Seminar by Assistant Prof Ruohan Zhan, Hong Kong University of Science and Technology, 27 Aug 2024, ABN Seminar Room 1-1
Title: Estimating Treatment Effects under Recommender Interference: A Structured Neural Networks Approach
Time: August 27, 2024 (Tuesday), 4pm – 5pm
Venue: Seminar Room 1-1, Academic Building North
Abstract: Recommender systems are essential for content-sharing platforms by curating personalized content. To evaluate updates to recommender systems targeting content creators, platforms frequently rely on creator-side randomized experiments. The treatment effect measures the change in outcomes when a new algorithm is implemented compared to the status quo. We show that the standard difference-in-means estimator can lead to biased estimates due to recommender interference that arises when treated and control creators compete for exposure. We propose a "recommender choice model” that describes which item gets exposed from a pool containing both treated and control items. By combining a structural choice model with neural networks, this framework directly models the interference pathway while accounting for rich viewer-content heterogeneity. We construct a debiased estimator of the treatment effect and prove it is $\sqrt{n}$-consistent and asymptotically normal with potentially correlated samples. We validate our estimator's empirical performance with a field experiment on Weixin short-video platform. In addition to the standard creator-side experiment, we conduct a costly double-sided randomization design to obtain a benchmark estimate free from interference bias.

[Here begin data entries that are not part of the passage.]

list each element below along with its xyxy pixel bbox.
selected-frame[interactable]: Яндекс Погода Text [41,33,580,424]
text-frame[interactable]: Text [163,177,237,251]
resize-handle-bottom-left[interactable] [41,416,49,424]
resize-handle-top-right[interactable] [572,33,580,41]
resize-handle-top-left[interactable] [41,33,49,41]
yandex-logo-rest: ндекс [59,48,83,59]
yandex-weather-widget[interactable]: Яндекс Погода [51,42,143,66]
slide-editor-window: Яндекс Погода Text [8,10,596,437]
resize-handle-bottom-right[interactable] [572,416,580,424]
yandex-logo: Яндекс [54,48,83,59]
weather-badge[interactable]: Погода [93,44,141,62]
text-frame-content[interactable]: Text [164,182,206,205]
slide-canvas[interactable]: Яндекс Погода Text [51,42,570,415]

We show that the proposed estimator yields results comparable to the benchmark, whereas the standard difference-in-means estimator can exhibit significant bias and even produce reversed signs.

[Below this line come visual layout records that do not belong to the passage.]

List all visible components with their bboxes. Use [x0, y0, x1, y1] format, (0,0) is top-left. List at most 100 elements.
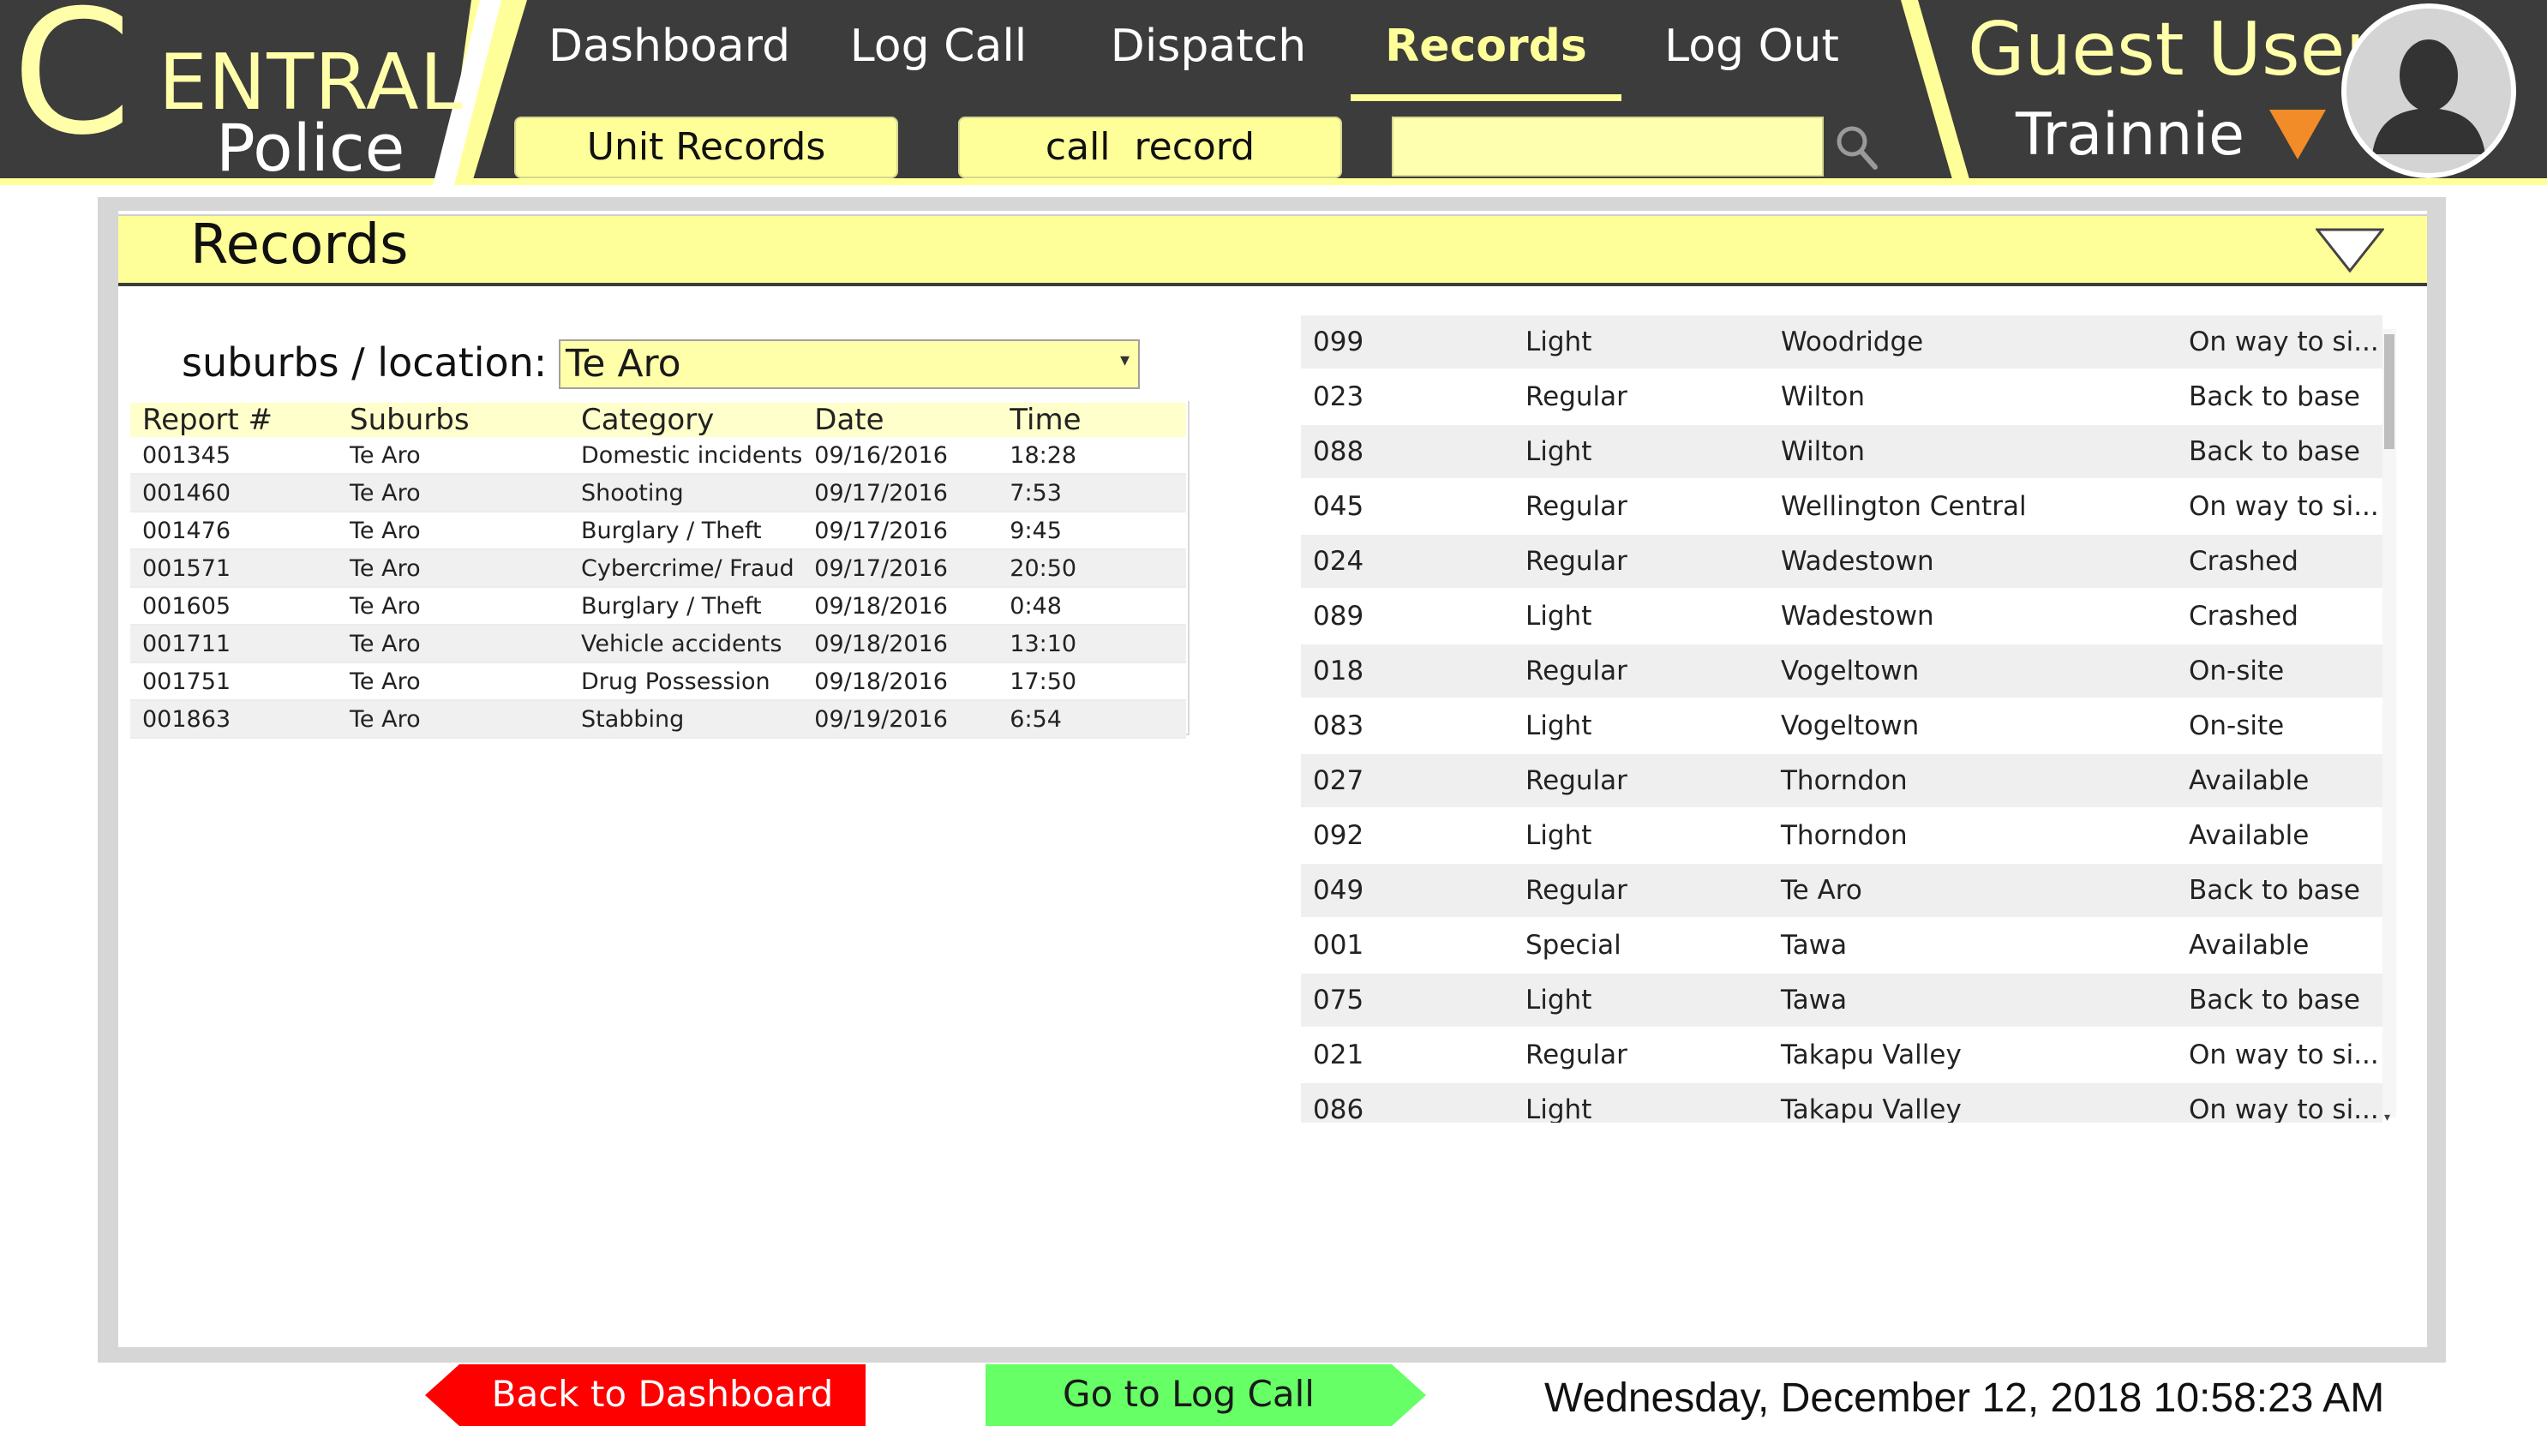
avatar[interactable] [2341, 3, 2516, 178]
unit-type: Light [1513, 315, 1769, 370]
triangle-down-icon[interactable] [2316, 228, 2384, 273]
suburb-select[interactable]: Te Aro ▾ [559, 339, 1140, 389]
unit-type: Regular [1513, 863, 1769, 919]
unit-id: 088 [1301, 424, 1513, 480]
unit-id: 018 [1301, 644, 1513, 699]
table-row[interactable]: 001605 Te Aro Burglary / Theft 09/18/2016 0:… [130, 587, 1186, 626]
units-scrollbar[interactable]: ▾ [2382, 329, 2396, 1123]
nav-log-call[interactable]: Log Call [840, 15, 1037, 84]
unit-type: Regular [1513, 369, 1769, 425]
report-table: Report # Suburbs Category Date Time 0013… [130, 403, 1186, 739]
logo-initial: C [12, 0, 132, 173]
unit-status: Back to base [2177, 863, 2382, 919]
report-number: 001460 [130, 474, 338, 512]
unit-status: On way to si... [2177, 315, 2382, 370]
unit-row[interactable]: 045 Regular Wellington Central On way to si… [1301, 479, 2382, 535]
suburb-select-value: Te Aro [566, 342, 681, 386]
unit-row[interactable]: 099 Light Woodridge On way to si... [1301, 315, 2382, 370]
table-row[interactable]: 001571 Te Aro Cybercrime/ Fraud 09/17/2016 2… [130, 549, 1186, 588]
unit-status: On way to si... [2177, 479, 2382, 535]
unit-row[interactable]: 024 Regular Wadestown Crashed [1301, 534, 2382, 590]
report-date: 09/16/2016 [802, 437, 998, 475]
table-row[interactable]: 001460 Te Aro Shooting 09/17/2016 7:53 [130, 474, 1186, 512]
unit-row[interactable]: 023 Regular Wilton Back to base [1301, 369, 2382, 425]
unit-id: 099 [1301, 315, 1513, 370]
unit-location: Woodridge [1769, 315, 2177, 370]
unit-id: 023 [1301, 369, 1513, 425]
unit-row[interactable]: 088 Light Wilton Back to base [1301, 424, 2382, 480]
report-date: 09/17/2016 [802, 474, 998, 512]
unit-row[interactable]: 049 Regular Te Aro Back to base [1301, 863, 2382, 919]
unit-row[interactable]: 083 Light Vogeltown On-site [1301, 698, 2382, 754]
nav-records[interactable]: Records [1351, 15, 1621, 101]
panel-title-bar [118, 214, 2427, 286]
report-suburb: Te Aro [338, 587, 569, 626]
unit-location: Tawa [1769, 973, 2177, 1028]
search-input[interactable] [1392, 117, 1824, 177]
unit-status: Crashed [2177, 589, 2382, 644]
unit-status: On-site [2177, 698, 2382, 754]
report-number: 001751 [130, 662, 338, 701]
report-date: 09/18/2016 [802, 662, 998, 701]
nav-dashboard[interactable]: Dashboard [548, 15, 790, 84]
unit-location: Vogeltown [1769, 698, 2177, 754]
report-suburb: Te Aro [338, 700, 569, 739]
unit-type: Regular [1513, 753, 1769, 809]
col-time[interactable]: Time [998, 403, 1186, 437]
table-row[interactable]: 001711 Te Aro Vehicle accidents 09/18/2016 1… [130, 625, 1186, 663]
unit-location: Te Aro [1769, 863, 2177, 919]
report-category: Stabbing [569, 700, 803, 739]
unit-location: Takapu Valley [1769, 1028, 2177, 1083]
go-to-log-call-button[interactable]: Go to Log Call [986, 1366, 1392, 1424]
table-row[interactable]: 001345 Te Aro Domestic incidents 09/16/2016… [130, 437, 1186, 475]
unit-records-button[interactable]: Unit Records [514, 117, 898, 178]
unit-row[interactable]: 075 Light Tawa Back to base [1301, 973, 2382, 1028]
user-silhouette-icon [2372, 39, 2485, 154]
nav-log-out[interactable]: Log Out [1656, 15, 1848, 84]
report-number: 001345 [130, 437, 338, 475]
report-suburb: Te Aro [338, 662, 569, 701]
call-record-button[interactable]: call record [958, 117, 1342, 178]
report-suburb: Te Aro [338, 549, 569, 588]
unit-type: Light [1513, 589, 1769, 644]
unit-row[interactable]: 027 Regular Thorndon Available [1301, 753, 2382, 809]
unit-location: Wilton [1769, 424, 2177, 480]
col-category[interactable]: Category [569, 403, 803, 437]
unit-id: 083 [1301, 698, 1513, 754]
unit-id: 045 [1301, 479, 1513, 535]
col-suburbs[interactable]: Suburbs [338, 403, 569, 437]
table-row[interactable]: 001751 Te Aro Drug Possession 09/18/2016 17:… [130, 662, 1186, 701]
report-time: 0:48 [998, 587, 1186, 626]
unit-type: Light [1513, 1082, 1769, 1123]
unit-row[interactable]: 086 Light Takapu Valley On way to si... [1301, 1082, 2382, 1123]
unit-row[interactable]: 018 Regular Vogeltown On-site [1301, 644, 2382, 699]
units-table: 099 Light Woodridge On way to si... 023 Regu… [1301, 315, 2382, 1123]
report-category: Burglary / Theft [569, 512, 803, 550]
table-row[interactable]: 001863 Te Aro Stabbing 09/19/2016 6:54 [130, 700, 1186, 739]
report-category: Shooting [569, 474, 803, 512]
unit-row[interactable]: 001 Special Tawa Available [1301, 918, 2382, 974]
caret-down-icon: ▾ [1119, 350, 1130, 371]
unit-row[interactable]: 089 Light Wadestown Crashed [1301, 589, 2382, 644]
unit-status: Available [2177, 753, 2382, 809]
page-title: Records [190, 213, 409, 277]
col-date[interactable]: Date [802, 403, 998, 437]
user-name: Guest User [1968, 7, 2376, 93]
unit-status: Back to base [2177, 424, 2382, 480]
search-icon[interactable] [1834, 123, 1880, 173]
nav-dispatch[interactable]: Dispatch [1107, 15, 1309, 84]
unit-row[interactable]: 092 Light Thorndon Available [1301, 808, 2382, 864]
unit-location: Wadestown [1769, 534, 2177, 590]
table-row[interactable]: 001476 Te Aro Burglary / Theft 09/17/2016 9:… [130, 512, 1186, 550]
scrollbar-thumb[interactable] [2384, 334, 2394, 449]
col-report-number[interactable]: Report # [130, 403, 338, 437]
report-time: 7:53 [998, 474, 1186, 512]
scroll-down-icon[interactable]: ▾ [2384, 1110, 2390, 1124]
user-menu-arrow-icon[interactable] [2269, 110, 2326, 159]
units-list[interactable]: 099 Light Woodridge On way to si... 023 Regu… [1301, 315, 2400, 1123]
unit-row[interactable]: 021 Regular Takapu Valley On way to si... [1301, 1028, 2382, 1083]
report-number: 001863 [130, 700, 338, 739]
unit-id: 086 [1301, 1082, 1513, 1123]
back-to-dashboard-button[interactable]: Back to Dashboard [459, 1366, 866, 1424]
user-role: Trainnie [2016, 101, 2244, 169]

Bio: Ruohan Zhan is an assistant professor in the Department of Industrial Engineering and Decision Analytics at the Hong Kong University of Science and Technology. Her primary research interest lies in the understanding and optimization of online marketplaces. Ruohan studies the causal evaluation of marketplace interventions, economic analysis of the dynamics and interactions among multiple stakeholders, and optimization of platform operations, including recommendation algorithms and digital experimentation. Methodologically, She is interested in causal inference, econometrics, statistical learning and machine learning. Her research has been published in Management Science and Proceedings of National Academy of Sciences, as well as machine learning conferences including NeurIPS, ICML, ICLR, WWW, and KDD. Ruohan earned her PhD from Stanford University and her BS from Peking University.